In his inaugural media briefing recently, BoZ governor Denny Kalyalya said the Kwacha dropped by 19 percent to above K7.50 levels due to the falling copper price on the international market coupled with the strengthened United States (US) dollar against major tradable currencies as a result of fiscal intervention by the Federal Reserve.
Dr Kalyalya said the local currency is expected to be boosted once the regulation is effected in the short-term but also called for increased export products to stabilise the Kwacha.
Data from the Central Statistical Office (CSO) has shown that Zambia has for the two consecutive months recorded an increase in trade deficit, where a country is importing more than it is exporting in value terms.
In January, the country registered K68.4 million trade deficit and a K107.3 million in February, according to CSO data.

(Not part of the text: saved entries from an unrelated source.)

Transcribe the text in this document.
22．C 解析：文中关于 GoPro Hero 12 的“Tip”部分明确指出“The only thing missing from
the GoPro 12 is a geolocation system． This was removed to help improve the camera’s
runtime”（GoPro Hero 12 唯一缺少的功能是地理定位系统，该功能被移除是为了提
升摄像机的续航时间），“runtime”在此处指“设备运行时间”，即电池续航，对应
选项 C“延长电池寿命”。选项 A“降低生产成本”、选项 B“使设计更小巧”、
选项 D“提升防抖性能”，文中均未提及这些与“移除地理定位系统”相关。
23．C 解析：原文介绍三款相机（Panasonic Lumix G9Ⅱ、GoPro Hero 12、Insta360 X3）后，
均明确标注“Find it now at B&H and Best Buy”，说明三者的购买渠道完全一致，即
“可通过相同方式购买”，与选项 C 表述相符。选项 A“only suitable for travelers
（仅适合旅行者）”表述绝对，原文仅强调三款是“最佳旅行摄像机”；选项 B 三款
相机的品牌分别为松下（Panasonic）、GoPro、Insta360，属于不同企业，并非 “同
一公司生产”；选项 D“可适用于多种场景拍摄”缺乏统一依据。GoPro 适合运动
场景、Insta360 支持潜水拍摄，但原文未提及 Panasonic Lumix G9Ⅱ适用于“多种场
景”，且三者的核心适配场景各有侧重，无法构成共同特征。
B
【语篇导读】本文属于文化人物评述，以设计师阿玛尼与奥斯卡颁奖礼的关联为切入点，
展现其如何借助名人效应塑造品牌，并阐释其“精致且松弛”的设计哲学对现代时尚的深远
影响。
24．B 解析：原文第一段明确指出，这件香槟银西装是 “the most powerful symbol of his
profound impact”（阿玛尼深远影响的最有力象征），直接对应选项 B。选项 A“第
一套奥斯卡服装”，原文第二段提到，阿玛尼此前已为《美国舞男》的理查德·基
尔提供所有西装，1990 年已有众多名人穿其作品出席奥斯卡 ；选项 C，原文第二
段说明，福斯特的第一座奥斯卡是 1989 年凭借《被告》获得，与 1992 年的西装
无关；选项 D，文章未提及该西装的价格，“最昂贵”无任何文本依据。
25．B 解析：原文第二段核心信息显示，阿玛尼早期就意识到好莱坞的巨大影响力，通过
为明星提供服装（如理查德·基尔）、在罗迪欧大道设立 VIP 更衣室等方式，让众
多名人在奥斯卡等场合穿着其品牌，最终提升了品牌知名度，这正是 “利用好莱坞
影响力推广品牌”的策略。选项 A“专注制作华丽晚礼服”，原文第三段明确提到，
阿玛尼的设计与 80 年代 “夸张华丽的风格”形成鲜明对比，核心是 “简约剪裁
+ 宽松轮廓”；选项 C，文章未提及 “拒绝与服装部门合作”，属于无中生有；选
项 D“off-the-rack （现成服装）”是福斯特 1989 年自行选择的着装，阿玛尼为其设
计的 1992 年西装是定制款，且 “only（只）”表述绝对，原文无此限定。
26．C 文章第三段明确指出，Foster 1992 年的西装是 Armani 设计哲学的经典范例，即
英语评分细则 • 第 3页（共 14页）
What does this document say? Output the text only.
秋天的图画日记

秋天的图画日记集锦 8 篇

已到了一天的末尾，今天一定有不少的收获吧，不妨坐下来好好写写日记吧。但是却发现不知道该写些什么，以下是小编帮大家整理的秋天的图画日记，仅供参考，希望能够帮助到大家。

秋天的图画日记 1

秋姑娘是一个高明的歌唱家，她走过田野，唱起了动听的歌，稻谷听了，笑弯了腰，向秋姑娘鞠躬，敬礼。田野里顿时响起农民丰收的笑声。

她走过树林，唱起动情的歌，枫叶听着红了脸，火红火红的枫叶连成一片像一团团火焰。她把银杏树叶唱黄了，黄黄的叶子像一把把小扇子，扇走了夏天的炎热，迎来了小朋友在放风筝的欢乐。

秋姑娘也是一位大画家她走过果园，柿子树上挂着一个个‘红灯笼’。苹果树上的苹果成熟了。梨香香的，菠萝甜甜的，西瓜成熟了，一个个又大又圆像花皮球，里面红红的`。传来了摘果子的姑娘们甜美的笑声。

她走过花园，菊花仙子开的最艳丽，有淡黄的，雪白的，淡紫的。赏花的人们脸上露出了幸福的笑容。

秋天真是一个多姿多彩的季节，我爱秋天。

While most stakeholders have welcomed the move in that the possible effects of increasing the ratio is that banks are likely to compensate for the increased non-interest bearing deposits at the central bank by growing lending rates on their available funds, the development also has its woes in the long-term.
In the long term, the increase in SRR is anticipated to result in the high cost of borrowing hence the need to increase supply of foreign exchange through exports and surpluses on the balance of payment, which is the method countries use to monitor all international monetary transactions at a specific period of time to mitigate the Kwacha downward trend.